Aboriginals want ‘pause’ in Beaufort energy development

INUVIK, N.W.T. — Northern aboriginals have asked Canada’s energy regulator to stop oil drilling and energy development in the Beaufort Sea until the health of the region’s delicate ecosystem can be guaranteed.

INUVIK, N.W.T. — Northern aboriginals have asked Canada’s energy regulator to stop oil drilling and energy development in the Beaufort Sea until the health of the region’s delicate ecosystem can be guaranteed.

“The (Inuvialuit Regional Corp.) cannot support any hydrocarbon drilling activities in those areas of the Beaufort Sea beyond land-fast ice zones,” said the group in a letter sent Wednesday to the National Energy Board.

The board is planning a review of its regulations for Arctic offshore drilling in which it will examine its requirement that companies be ready to bore relief wells. Such wells help contain oil spills in the event of a blowout in the same season the original wells are drilled.

Since the Arctic environment only allows for two or three months of offshore drilling each year, the companies have been pressing the energy board to relax its same-season rule.

But Nellie Cournoyea, a longtime leader of the Inuvialuit who live in Canada’s northwest corner, said the massive blowout and oil spill from a BP rig in the Gulf of Mexico has thrown serious doubt on promises that new methods to prevent blowouts will work.

“I really believe what happened in the Gulf of Mexico shows that (methods) we’ve been exploring are not going to be effective,” Cournoyea said. “The blowout preventer which they assured is fail-safe is obviously not.”

As well, she said the Inuvialuit aren’t happy with Canada’s current ability to clean up any problems that did occur. There remains no effective way to clean oil out of ice-choked water, or of getting it from underneath sea ice or even of tracking it once it gets there.

Nor is there enough equipment and infrastructure in the area to be able to mount a cleanup.

The Inuvialuit have made those points to the government and industry, Cournoyea said, but to no effect.

“We’ve finished the processes. We’ve made the recommendations and very little has been done. There’s no ability for cleanup here in the Beaufort.”

Inuvialuit-owned businesses have long taken part in energy development in the Mackenzie Delta and the Inuvialuit Regional Corp. has been one of the strongest backers of the proposed Mackenzie Valley natural gas pipeline.

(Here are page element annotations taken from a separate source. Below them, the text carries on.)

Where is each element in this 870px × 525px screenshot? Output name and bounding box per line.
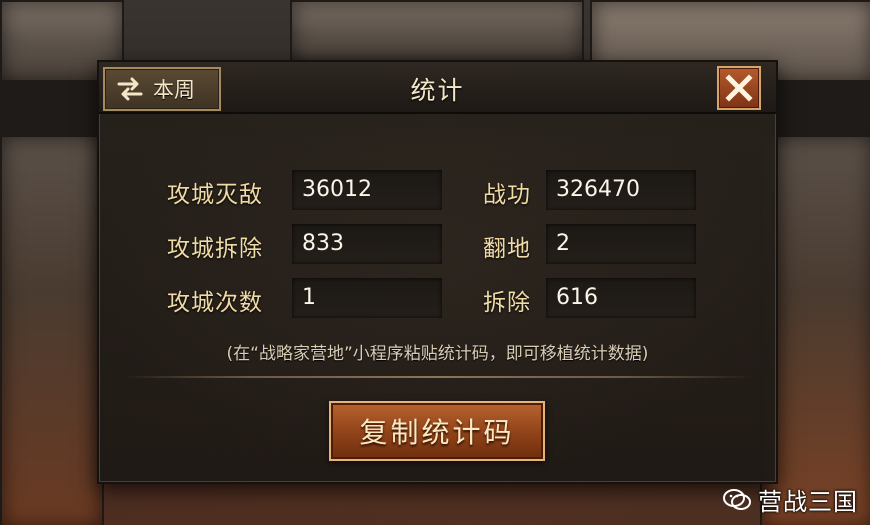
- stat-label-merit: 战功: [483, 182, 531, 208]
- wechat-icon: [723, 488, 751, 510]
- copy-stats-code-label: 复制统计码: [359, 416, 515, 449]
- stat-value-box: 326470: [546, 170, 696, 210]
- dialog-content: 攻城灭敌 36012 攻城拆除 833 攻城次数 1 战功 326470 翻地 …: [99, 114, 776, 482]
- close-icon: [725, 74, 753, 102]
- stat-label-siege-kills: 攻城灭敌: [167, 182, 263, 208]
- stat-label-flip-land: 翻地: [483, 236, 531, 262]
- stat-value-box: 1: [292, 278, 442, 318]
- stat-value-demolish: 616: [556, 285, 598, 310]
- close-button[interactable]: [717, 66, 761, 110]
- stat-value-flip-land: 2: [556, 231, 570, 256]
- background-card: [290, 0, 584, 64]
- transfer-note: (在“战略家营地”小程序粘贴统计码，即可移植统计数据): [226, 344, 649, 364]
- stat-value-merit: 326470: [556, 177, 640, 202]
- watermark: 营战三国: [722, 482, 858, 517]
- stat-value-box: 2: [546, 224, 696, 264]
- stat-value-siege-count: 1: [302, 285, 316, 310]
- stat-value-box: 833: [292, 224, 442, 264]
- stat-value-box: 616: [546, 278, 696, 318]
- stat-value-box: 36012: [292, 170, 442, 210]
- stat-value-siege-kills: 36012: [302, 177, 372, 202]
- dialog-header: 本周 统计: [99, 62, 776, 114]
- copy-stats-code-button[interactable]: 复制统计码: [329, 401, 545, 461]
- divider: [124, 376, 751, 378]
- background-card: [0, 135, 104, 525]
- stat-label-siege-count: 攻城次数: [167, 290, 263, 316]
- dialog-title: 统计: [410, 76, 465, 105]
- stat-value-siege-demolish: 833: [302, 231, 344, 256]
- game-screen: 本周 统计 攻城灭敌 36012 攻城拆除 833 攻城次数 1 战功 3264…: [0, 0, 870, 525]
- watermark-text: 营战三国: [758, 488, 858, 516]
- stat-label-demolish: 拆除: [483, 290, 531, 316]
- stat-label-siege-demolish: 攻城拆除: [167, 236, 263, 262]
- statistics-dialog: 本周 统计 攻城灭敌 36012 攻城拆除 833 攻城次数 1 战功 3264…: [97, 60, 778, 484]
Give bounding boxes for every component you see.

But Cournoyea said exploration and drilling in the Beaufort is an entirely different matter.

“It’s got to be a balanced approach. We’re supportive that they find a way to prevent a blowout and find ways to stop an uncontrolled blowout and contain and clean up hydrocarbons.

“We just want to encourage companies that they have to take a serious look at this.”

No companies have immediate plans to drill in the Canadian Beaufort, but there are many offshore exploration leases in the area.

On the American side, Shell plans to drill three exploratory wells in the Chukchi Sea east of the Beaufort on leases as far as 225 kilometres off shore, plus two more wells in the Beaufort Sea east of Prudhoe Bay.